Affiliation:
1. Marine Biophysics Unit Okinawa Institute of Science and Technology Graduate University Okinawa Japan
2. Center for Climate Change Adaptation National Institute for Environmental Studies Tsukuba Ibaraki Japan
3. School of Marine Science and Technology Tokai University Shizuoka Japan
4. Institute for Extra‐Cutting‐Edge Science and Technology Avant‐Garde Research (X‐Star) Japan Agency for Marine‐Earth Science and Technology (JAMSTEC) Yokosuka Kanagawa Japan
5. Kobe Ocean‐Bottom Exploration Center Kobe University Kobe Hyogo Japan
6. Marine Biodiversity and Environmental Assessment Research Center (BioEnv), Research Institute for Global Change (RIGC) Japan Agency for Marine‐Earth Science and Technology (JAMSTEC) Yokosuka Kanagawa Japan
Abstract
AbstractFor endemic benthos inhabiting hydrothermal vent fields, larval recruitment is critical for population maintenance and colonization via migration among separated sites. The vent‐endemic limpet, Lepetodrilus nux, is abundant at deep‐sea hydrothermal vents in the Okinawa Trough, a back‐arc basin in the northwestern Pacific; nonetheless, it is endangered due to deep‐sea mining. This species is associated with many other vent species and is an important successor in these vent ecosystems. However, limpet genetic diversity and connectivity among local populations have not yet been examined.

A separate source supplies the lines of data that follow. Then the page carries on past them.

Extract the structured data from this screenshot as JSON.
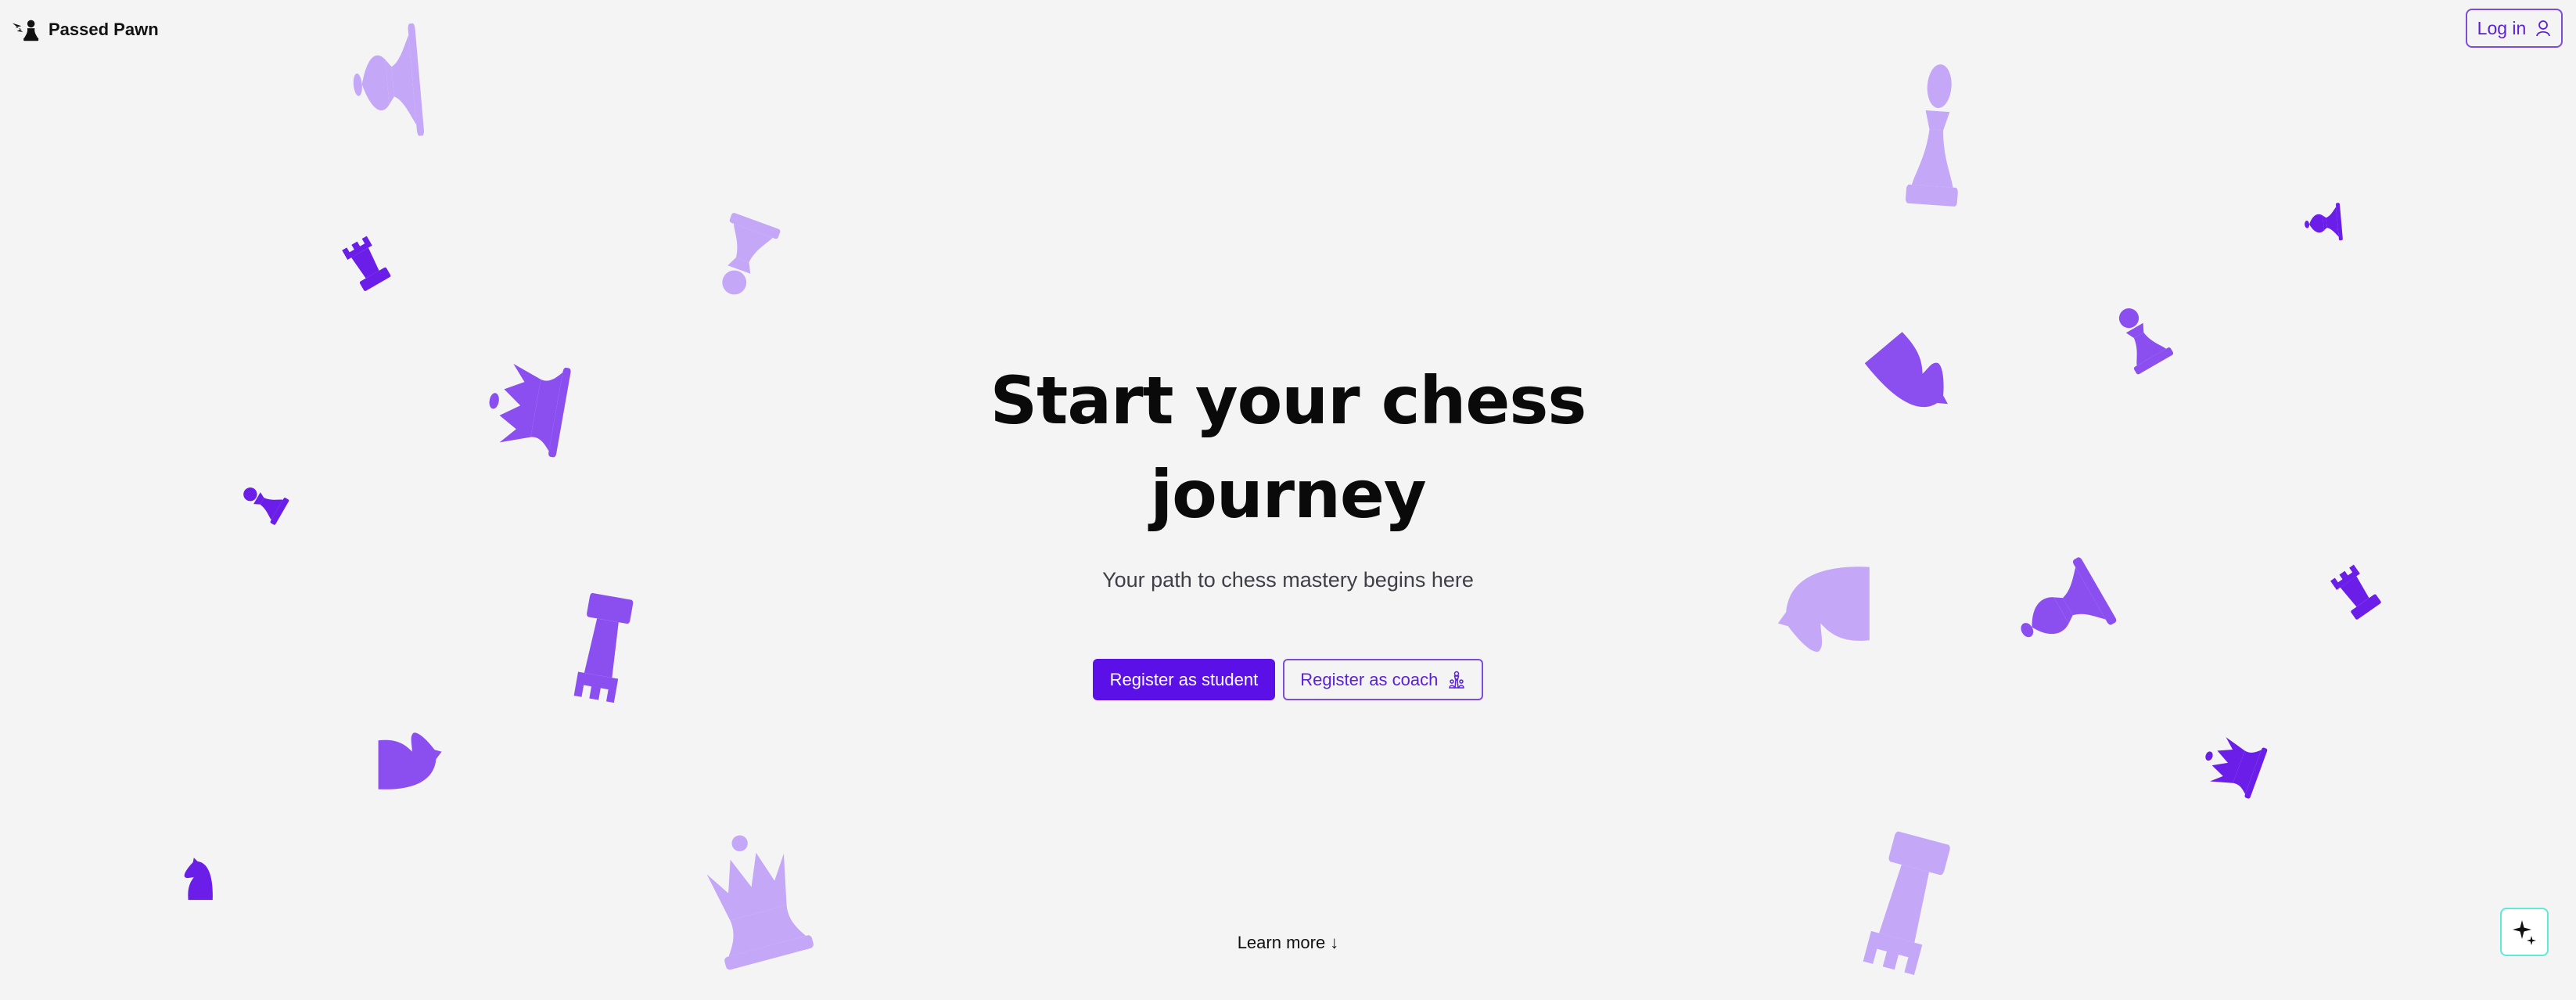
{
  "header": {
    "brand": "Passed Pawn",
    "login_label": "Log in",
    "logo_icon": "pawn-with-wing-icon",
    "login_icon": "user-icon"
  },
  "hero": {
    "heading_line1": "Start your chess",
    "heading_line2": "journey",
    "subtitle": "Your path to chess mastery begins here",
    "register_student_label": "Register as student",
    "register_coach_label": "Register as coach",
    "coach_icon": "chess-pieces-icon"
  },
  "footer": {
    "learn_more_label": "Learn more ↓",
    "assistant_icon": "sparkle-icon"
  },
  "colors": {
    "background": "#f4f4f5",
    "accent": "#5b10e8",
    "piece_light": "#c4a7f7",
    "piece_mid": "#8b4ff0",
    "piece_dark": "#6a1ee8"
  }
}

We conducted a population genetics study of L. nux at five hydrothermal vent fields (maximum geographic distance, ~545 km; depths ~700 m to ~1650 m) using 14 polymorphic microsatellite loci previously developed. Genetic diversity has been maintained among these populations. Meanwhile, fine population genetic structure was detected between distant populations, even within this back‐arc basin, reflecting geographic distances between vent fields. There was a significant, positive correlation between genetic differentiation and geographic distance, but no correlation with depth. Contrary to dispersal patterns predicted by an ocean circulation model, genetic migration is not necessarily unidirectional, based on relative migration rates. While ocean circulation contributes to dispersal of L. nux among vent fields in the Okinawa Trough, genetic connectivity may be maintained by complex, bidirectional dispersal processes over multiple generations.